Look at the maps above. Street width is a slightly bigger problem than they make it out to be. It comes down to the fact that the highest performing bus rapid transit lines are built in cities which already have a lot of room to work with. Boston is much less like South America or Asia (newer cities with wide roads) and much more like Europe (older cities with more constrained rights of way). There are not many ITDP busways in Europe.
More to come on such topics as where we should have BRT in Boston, how we should go about implementing it, and what we should implement in corridors where BRT is not workable. But suffice to say, we should not paint ourselves in to a corner by adhering to an arbitrary standard like the one from the ITDP.
I don't like the ITDP standards sometimes because a lot of what they think is "Gold Standard" is also anti-urban. Bogota's BRT line might as well be a freeway in some parts with how it integrates into the urban environment.

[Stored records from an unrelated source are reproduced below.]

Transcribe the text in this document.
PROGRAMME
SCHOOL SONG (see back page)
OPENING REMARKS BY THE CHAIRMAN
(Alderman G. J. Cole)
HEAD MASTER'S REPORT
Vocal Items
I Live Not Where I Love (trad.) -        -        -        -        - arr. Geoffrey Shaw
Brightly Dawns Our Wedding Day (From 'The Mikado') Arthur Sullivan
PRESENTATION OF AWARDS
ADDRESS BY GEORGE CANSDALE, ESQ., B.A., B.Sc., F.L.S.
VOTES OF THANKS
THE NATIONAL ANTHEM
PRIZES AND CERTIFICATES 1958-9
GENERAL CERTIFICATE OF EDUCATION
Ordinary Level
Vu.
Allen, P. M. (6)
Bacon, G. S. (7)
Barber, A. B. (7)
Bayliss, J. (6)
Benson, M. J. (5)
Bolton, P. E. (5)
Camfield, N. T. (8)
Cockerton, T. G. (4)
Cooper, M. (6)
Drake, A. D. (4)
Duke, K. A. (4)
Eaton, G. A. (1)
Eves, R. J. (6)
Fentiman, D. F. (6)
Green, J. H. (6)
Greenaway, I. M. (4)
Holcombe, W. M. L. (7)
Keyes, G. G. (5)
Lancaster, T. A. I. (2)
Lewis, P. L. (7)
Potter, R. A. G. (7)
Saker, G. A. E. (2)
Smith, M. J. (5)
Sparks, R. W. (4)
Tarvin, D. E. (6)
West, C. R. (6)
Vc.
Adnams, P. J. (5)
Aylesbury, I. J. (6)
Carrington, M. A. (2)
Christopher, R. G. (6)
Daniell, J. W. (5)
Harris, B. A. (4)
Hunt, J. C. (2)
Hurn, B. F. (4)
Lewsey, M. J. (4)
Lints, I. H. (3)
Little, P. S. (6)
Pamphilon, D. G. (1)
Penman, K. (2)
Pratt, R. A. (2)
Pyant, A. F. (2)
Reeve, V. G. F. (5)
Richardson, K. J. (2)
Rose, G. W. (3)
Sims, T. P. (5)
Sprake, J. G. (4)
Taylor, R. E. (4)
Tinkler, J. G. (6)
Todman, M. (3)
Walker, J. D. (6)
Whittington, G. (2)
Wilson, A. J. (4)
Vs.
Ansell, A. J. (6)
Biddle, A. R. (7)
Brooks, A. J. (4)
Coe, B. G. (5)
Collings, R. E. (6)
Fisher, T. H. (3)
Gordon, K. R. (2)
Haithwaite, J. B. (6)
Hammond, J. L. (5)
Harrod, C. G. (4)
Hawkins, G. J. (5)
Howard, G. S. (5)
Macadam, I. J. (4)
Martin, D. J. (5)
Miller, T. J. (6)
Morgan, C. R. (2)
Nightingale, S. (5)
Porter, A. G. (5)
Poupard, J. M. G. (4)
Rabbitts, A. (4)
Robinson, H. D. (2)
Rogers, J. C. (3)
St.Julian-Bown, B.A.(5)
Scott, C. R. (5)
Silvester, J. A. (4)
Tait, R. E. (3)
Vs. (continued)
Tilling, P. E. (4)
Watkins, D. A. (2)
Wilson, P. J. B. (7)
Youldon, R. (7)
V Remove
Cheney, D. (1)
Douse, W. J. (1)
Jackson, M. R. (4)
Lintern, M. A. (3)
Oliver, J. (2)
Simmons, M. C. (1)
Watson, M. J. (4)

Very good point. A 110 foot wide street takes more than 30 seconds to cross for an average walker, to say nothing of an elderly or mobility-impared person. A 150 foot wide street takes nearly a minute. This sort of BRT only works when you have barriers in the middle of wide streets, making pedestrian travel much harder. Light rail can attain the same capacity with a much narrower, more walkable street (see my next post, or Calgary: 20,000 passengers per hour in a <40-foot-wide street). Bogota's BRT line is basically in a freeway. Light rail can interact with the urban environment while still having high throughput, as can anything underground (and at some point, it makes sense to bite the bullet and put transit underground). Bogotá happened to have a bunch of very, very wide roads for their transit system. Without those, you never get the capacity. But with them, you have a fragmented urban fabric.
The thing is, we've already built the most important, tricky, and expensive parts, on the narrowest and most congested streets. In fact, Boston has the foresight to do that almost 120 years ago with the Tremont St Subway, which still has spare capacity for services coming from the direction of the old Pleasant St. Portal.
Also, light rail has some hard geometric advantages on narrow streets, even disregarding the issue of capacity: the trains don't need to steer, so tracks can be spaces somewhat closer than lanes. And since trains are on rails, the back of the train follows the same curve radius as the front, unlike buses where the rear wheels follow a smaller turn than the front, and so require big sweeping spaces to make sharp turns, which results in 20 foot wide slip ramps that are annoying and dangerous for pedestrians (just look at the geometry around Silver Line Way).